Northern Leopard Frog (Lithobates pipiens)
Alternate names: Rana pipiens
by Jeff LeClere
Northern leopard frogs, Lithobates pipiens, calling.
Species of Greatest Conservation Need. A valid fishing license is required to possess this species for bait or food. Common throughout Iowa, although we would like reports of the “burnsi phase” of this species.
The leopard frog is the most familiar frog in Iowa. They may grow to 3 1/2 inches body length. They may be varying shades of green or brown. There are round black spots scattered randomly about the back and on the sides and usually one on the snout. They belly is plain white. There are two light (sometimes golden) complete dorsolateral ridges down the back. There are spots on the forelimbs and tiger stripes or bars on the hind legs. The groin and thighs have a greenish (very rarely yellowish) wash.

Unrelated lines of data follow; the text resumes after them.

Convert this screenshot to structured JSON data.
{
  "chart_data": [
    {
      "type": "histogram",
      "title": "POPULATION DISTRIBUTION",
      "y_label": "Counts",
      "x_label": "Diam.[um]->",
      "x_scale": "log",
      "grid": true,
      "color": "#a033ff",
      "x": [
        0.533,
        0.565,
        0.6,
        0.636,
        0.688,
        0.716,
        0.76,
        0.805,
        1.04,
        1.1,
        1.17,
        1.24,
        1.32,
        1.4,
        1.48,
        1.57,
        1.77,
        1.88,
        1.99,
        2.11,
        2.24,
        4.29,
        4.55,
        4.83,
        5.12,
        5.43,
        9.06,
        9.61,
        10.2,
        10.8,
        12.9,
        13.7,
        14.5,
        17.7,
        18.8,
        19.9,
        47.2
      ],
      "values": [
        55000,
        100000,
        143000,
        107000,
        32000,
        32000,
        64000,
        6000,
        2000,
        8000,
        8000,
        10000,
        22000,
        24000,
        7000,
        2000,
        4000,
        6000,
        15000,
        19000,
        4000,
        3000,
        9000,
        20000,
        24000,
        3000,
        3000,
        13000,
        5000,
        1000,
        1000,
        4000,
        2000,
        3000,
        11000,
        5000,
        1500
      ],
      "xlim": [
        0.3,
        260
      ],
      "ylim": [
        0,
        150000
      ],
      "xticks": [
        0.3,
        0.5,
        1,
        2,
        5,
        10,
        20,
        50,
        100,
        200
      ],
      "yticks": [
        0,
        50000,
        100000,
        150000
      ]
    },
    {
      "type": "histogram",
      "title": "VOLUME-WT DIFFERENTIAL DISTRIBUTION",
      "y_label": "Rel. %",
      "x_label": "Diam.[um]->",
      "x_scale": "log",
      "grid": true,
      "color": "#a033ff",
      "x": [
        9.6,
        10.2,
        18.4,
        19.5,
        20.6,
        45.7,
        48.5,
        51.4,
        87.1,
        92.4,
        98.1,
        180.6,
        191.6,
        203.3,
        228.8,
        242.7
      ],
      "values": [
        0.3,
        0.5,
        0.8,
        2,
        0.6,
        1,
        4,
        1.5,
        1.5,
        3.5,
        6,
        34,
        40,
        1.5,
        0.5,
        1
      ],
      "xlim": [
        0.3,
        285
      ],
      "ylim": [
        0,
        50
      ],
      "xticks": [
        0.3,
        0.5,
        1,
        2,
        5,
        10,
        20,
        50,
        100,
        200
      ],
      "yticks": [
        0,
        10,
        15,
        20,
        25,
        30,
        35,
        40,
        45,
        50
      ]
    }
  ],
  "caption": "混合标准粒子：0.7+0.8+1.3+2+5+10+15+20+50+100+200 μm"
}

Brown specimens of the leopard frog differ from pickerel frogs by having round spots scattered randomly about the about the back, and a greenish wash on the thighs. Also pickerel frogs are found only in the trout streams of extreme eastern Iowa. One variant of the northern leopard frog is found in Iowa; the burnsi form is found from time to time in the state. It is brown or green with no dorsal spots. It has spots or bars on the limbs, and may have black stippling on the back and sides.
There are no subspecies of the northern leopard frog, Lithobates pipiens.
The northern leopard frog is found statewide in Iowa.
The northern leopard frog is found near all water types. Lakes, ponds, rivers, streams, large and small wetlands, even homemade ponds. Leopard frogs move considerable distances from water, especially in wet grasslands or damp woodlands.
Northern leopard frogs breed in March and April. Sometimes males call while underwater. They produce a low pitched snore often followed by a chuckling noise, or a deep “urr, urr, urr”. A single female may lay 3,000 to 5,000 eggs in a round mass. The females may all lay eggs in one portion of the pond. Tadpoles metamorphose in about three months.
During rainy weather, (especially during spring or fall migrations) great numbers of these frogs are seen crossing the roadway, especially near wetlands. So many may be on the road that it causes a slick driving hazard. They may also venture into backyards and move into outdoor ponds or swimming pools. When they move far from a body of water, they may absorb dew to keep them moist. They overwinter in deep water. These frogs are declining due to habitat destruction, additions of roadways, pollution, disease, and other factors. Also, they are collected for biological supply houses, anglers use them for bait and any medium or large sized carnivores prey upon them.
Northern leopard frogs consume insects, earthworms, and other invertebrates.